TaTo mnie zaispirował: Może tu chodzi o kolekcję aut z częścią numer 710 pod maską.
O taką:
http://www.freeenergynews.com/Directory/Humor/images/710_large.jpg
W Pile – mieście żarówek
jest konserwator półgłówek
Jak pomysł w głowie masz taki:
touringa na zółte znaki
on bierze za to z pięć stówek.
Cytuję:
“Pojazd młodszy niż 25-letni może zostać wpisany do rejestru zabytków, jeżeli jest egzemplarzem unikalnym i charakteryzuje się przynajmniej jedną z niżej wymienionych cech:
-posiada unikalne rozwiązania konstrukcyjne,
-dokumentuje znaczące etapy rozwoju techniki motoryzacyjnej,
-był związany z istotnymi wydarzeniami historycznymi,
-był użytkowany przez osoby powszechnie uznane za wyjątkowo ważne,
-ma związek z ważnymi osiągnięciami sportowymi,
-posiada oryginalne wykonanie lub został odrestaurowany,
-został odtworzony wiernie, zgodnie z technologią z okresu jego produkcji.”
Widziałem już dwa takie przypadki. I w obu przypadkach były to właśnie BMW.
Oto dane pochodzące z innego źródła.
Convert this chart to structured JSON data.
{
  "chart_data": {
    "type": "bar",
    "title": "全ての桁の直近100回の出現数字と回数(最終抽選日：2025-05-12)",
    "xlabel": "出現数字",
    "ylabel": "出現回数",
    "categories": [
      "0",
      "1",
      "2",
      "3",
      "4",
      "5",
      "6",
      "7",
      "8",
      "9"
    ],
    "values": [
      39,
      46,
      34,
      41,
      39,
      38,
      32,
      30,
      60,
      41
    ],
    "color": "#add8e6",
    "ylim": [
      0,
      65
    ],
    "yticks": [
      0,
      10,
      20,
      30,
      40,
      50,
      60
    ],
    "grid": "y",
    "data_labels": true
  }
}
Paradoks: i ta kierownica od innego egzemplarza w tym E34 to jest oryginalne wykonanie czy unikalne rozwiązanie konstrukcyjne? A może to ta naklejka na tylnej szybie?
97 składak biały
go clijokiem nazywały
co na drzwi błękitne jedne
i kołpaki 2 też biedne
to benzyniak z dieslem jest
olej je taki ma gest
i centralka jest lecz nie działa
nowa szyba – stara wzięła wyleciał
rdza do równo wszędzie je
poza szpachlą to się wie
Technologia w nim jest z NASA
Bo w dowodzie pisze zero jego masa
Pływak zawsze zero też wskazuje
po co kurde go tankuje?
Unikalnych rozwiązań takie tu nagromadzenie
Na nic nigdy go nie zmienię
może tylko żółte blaszki
będą na nie srały ptaszki
Obiecuje juz nie zaczynac z fraszkami.A nawet jakby to ich notlauf nie chwal
Ta beemka na żółtych blachach to poprostu żart i dowodzi tylko tego, że żyjemy w kraju, gdzie dowolność interpretacji przepisów (które na to zresztą pozwalają) aż się prosi o nadużycia.
Ale tekst piosenki – debeściak!! 😀
Jednak tak patrzac na taka beemke to widac ze fajnie jezdzi.
i tylko na usta cisną się słowa: “żyję w kraju w którym wszyscy chcą mnie zrobić w ch*ja…za moją kasę. No ale jak Kręcina wraca do PZPN,to i bejcę można mieć na żółtych blaszkach.Tfu!
Wiadomo że żółte blachy mogą mieć również samochody, które są z jakiś względów wyjątkowe.. np ta oto bemka widać od razu z daleka że jest wyjątkowa a dla czego bo na pewno jeździła nią jakaś wyjątkowa osoba wróbelki ćwierkają że I właścicielem oczywiście w Polsce był podobno Ojciec Dyrektor..
Może mieć też żółte blachy, jeśli pasuje do kolekcji. Ewentualnie ma jakiś rzadki silnik pod maską czy inną ciekawostkę techniczną. Хуй его знает.